Film-Tipp: A.I. – Künstliche Intelligenz

Erfolgsregisseur Steven Spielberg erzählt in «A.I. – Künstliche Intelligenz» von einem Roboterkind, das die Fähigkeit zu Gefühlen einprogrammiert bekommt. Haley Joel Osment verblüfft durch sein präzises Spiel in diesem futuristischen Märchen, das ursprünglich Stanley Kubrick verfilmen wollte.

Menschen stehen in einem futuristischen, urbanen Vergnügungsviertel. Viele Leuchtreklamen sind zu sehen.

Bildlegende: Verwirrende Vergnügungswelt der Zukunft. SRF/Warner Brothers/Dreamworks LLC

In einer nicht allzu fernen Zukunft, wenn die geschmolzenen Polkappen die Erde weitgehend überschwemmt haben, die technologische Entwicklung aber Riesenschritte gemacht hat, werden Routinearbeiten nicht mehr von Menschen, sondern von Robotern erledigt. Für alles gibt es die Mechanoiden, kurz Mechas – nur nicht für die Liebe. Gefühle sind die letzte umstrittene Hürde in der Entwicklung der Menschmaschinen.

Roboter mit Gefühlen

Dann bietet Cybertronics Manufacturing eine Lösung an: David (Haley Joel Osment), der Prototyp eines synthetischen Kindes, das ganz auf seine Besitzer ausgerichtet ist und bei dem selbst Gefühle aktiviert werden können. Entwickler Henry (Sam Robards) bringt es mit nach Hause zu seiner Frau Monica (Frances O'Connor), die nicht über die Einfrierung ihres unheilbar kranken Sohns Michael hinwegkommt. Zögernd akzeptiert sie den Ersatz aus Kunststoff und Drähten. Weil aber Michael plötzlich genest, wird David wieder überflüssig.

Ausgesetzt

Allerdings hat Monica Davids bedingungslose Liebe für sie und ihren Mann bereits aktiviert. Es gibt nur eine Möglichkeit: Sie setzt das Roboterkind aus. Völlig auf sich allein gestellt in einer bedrohlichen Welt trifft David auf Gigolo Joe (Jude Law), einen synthetischen Liebhaber. Dieser will David helfen, die blaue Fee zu finden, die ihn – so glaubt David – zu einem richtigen Knaben machen kann. Eine wundersame Reise zu den eigenen Wurzeln beginnt für das ungleiche Paar, in dessen Verlauf die zwei am eigenen Leib erfahren müssen, dass Roboter für Menschen noch immer bloss Materialwert haben.
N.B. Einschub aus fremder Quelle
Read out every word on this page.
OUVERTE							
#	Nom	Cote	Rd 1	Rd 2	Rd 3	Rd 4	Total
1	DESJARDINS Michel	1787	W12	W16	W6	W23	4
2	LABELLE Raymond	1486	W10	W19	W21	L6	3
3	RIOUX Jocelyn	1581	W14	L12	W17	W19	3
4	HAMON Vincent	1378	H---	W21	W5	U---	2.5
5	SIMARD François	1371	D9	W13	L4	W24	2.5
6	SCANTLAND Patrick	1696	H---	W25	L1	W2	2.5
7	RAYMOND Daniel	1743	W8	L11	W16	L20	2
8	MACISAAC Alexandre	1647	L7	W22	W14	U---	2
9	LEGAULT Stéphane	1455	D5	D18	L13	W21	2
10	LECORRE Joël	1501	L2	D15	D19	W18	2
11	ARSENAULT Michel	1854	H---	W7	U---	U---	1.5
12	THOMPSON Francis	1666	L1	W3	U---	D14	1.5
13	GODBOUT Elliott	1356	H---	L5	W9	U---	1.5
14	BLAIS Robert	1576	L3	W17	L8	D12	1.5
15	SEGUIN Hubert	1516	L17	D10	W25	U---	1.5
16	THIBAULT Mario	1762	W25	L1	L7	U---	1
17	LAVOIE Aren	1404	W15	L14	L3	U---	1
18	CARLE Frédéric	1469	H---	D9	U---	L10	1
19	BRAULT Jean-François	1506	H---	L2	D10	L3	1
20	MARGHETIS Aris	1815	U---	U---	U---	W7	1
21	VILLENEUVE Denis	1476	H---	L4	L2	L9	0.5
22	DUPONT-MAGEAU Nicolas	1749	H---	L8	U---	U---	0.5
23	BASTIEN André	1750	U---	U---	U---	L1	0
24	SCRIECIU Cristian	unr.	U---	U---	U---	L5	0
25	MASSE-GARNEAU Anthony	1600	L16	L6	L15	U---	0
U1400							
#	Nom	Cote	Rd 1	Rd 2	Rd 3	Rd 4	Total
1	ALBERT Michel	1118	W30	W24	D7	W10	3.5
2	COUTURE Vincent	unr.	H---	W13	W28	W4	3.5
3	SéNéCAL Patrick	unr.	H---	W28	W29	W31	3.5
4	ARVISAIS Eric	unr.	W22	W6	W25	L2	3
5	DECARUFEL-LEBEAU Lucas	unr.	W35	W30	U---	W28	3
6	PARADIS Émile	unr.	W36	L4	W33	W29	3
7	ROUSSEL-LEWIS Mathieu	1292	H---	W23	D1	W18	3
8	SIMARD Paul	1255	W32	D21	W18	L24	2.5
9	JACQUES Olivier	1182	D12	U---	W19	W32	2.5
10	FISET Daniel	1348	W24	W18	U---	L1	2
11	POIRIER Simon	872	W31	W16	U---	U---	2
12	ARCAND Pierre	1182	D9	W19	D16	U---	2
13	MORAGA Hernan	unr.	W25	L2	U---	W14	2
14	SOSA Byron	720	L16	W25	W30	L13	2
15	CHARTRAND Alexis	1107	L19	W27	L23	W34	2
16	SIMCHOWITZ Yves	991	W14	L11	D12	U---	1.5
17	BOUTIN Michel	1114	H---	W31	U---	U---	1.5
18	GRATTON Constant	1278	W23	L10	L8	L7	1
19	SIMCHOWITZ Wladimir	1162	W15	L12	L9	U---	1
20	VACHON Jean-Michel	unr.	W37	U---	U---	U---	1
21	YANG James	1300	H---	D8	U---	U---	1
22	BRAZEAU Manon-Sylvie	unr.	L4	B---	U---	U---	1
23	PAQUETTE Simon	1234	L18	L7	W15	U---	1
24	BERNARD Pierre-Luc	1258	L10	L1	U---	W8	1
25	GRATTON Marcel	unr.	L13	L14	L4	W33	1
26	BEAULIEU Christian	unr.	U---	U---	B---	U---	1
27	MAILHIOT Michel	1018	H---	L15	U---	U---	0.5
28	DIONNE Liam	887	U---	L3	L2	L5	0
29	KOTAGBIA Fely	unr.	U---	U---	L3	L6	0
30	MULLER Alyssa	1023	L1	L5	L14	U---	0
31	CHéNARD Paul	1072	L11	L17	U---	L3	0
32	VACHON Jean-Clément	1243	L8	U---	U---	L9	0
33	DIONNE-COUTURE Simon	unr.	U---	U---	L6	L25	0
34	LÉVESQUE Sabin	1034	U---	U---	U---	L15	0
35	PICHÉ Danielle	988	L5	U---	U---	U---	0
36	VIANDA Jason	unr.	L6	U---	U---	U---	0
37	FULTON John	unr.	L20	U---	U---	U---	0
Eine Geschichte, die Kubrick haben wollte

Das anrührende Science-Fiction-Märchen über ein Roboterkind, das wegen der ihm einprogrammierten Gefühle gern ein Mensch aus Fleisch und Blut wäre, geht auf die Kurzgeschichte «Supertoys Last All Summer Long» des Autors Brian Aldiss zurück. Die Rechte daran sicherte sich Regielegende Stanley Kubrick bereits 1979. Da die Spezialeffekte damals für die Umsetzung des futuristischen Stoffes noch zu wenig ausgereift waren, lag das Projekt jahrelang auf Eis. Schliesslich zog Kubrick Spielberg in Betracht, den er für den geeigneteren Regisseur dieses Stoffes hielt. Noch immer kam «A.I.» aber nicht über die Planungsphase hinaus, in deren Verlauf die zwei Kinomacher immerhin einen regen Gedankenaustausch pflegten.

Nach Kubricks Tod 1999 übertrug dessen Witwe Christiane das Projekt «A.I.» Spielberg. Sie wollte, dass es realisiert werde. Der Erfolgsregisseur verfasste das Drehbuch. Nicht nur dass «Stanley neben mir auf der Stuhllehne sass», wie Spielberg scherzhaft bemerkte, er orientierte sich auch an den futuristischen Zeichnungen von Konzeptkünstler Chris Baker, die noch aus der frühesten Planungsphase stammten.

Nach seiner hochgelobten Präsidentenbiographie «Lincoln» (2012) wird sich Spielberg voraussichtlich 2014 mit dem fünften Teil der «Indiana Jones»-Erfolgsreihe wieder leichterer Kost zuwenden. SRF zwei zeigt «A.I. – Künstliche Intelligenz» im Rahmen seiner Spielfilmreihe zum SRF-Schwerpunkt «Roboter wie wir».

Sendeplatz

Sonntag, 13.10. um 23:40 Uhr auf SRF zwei.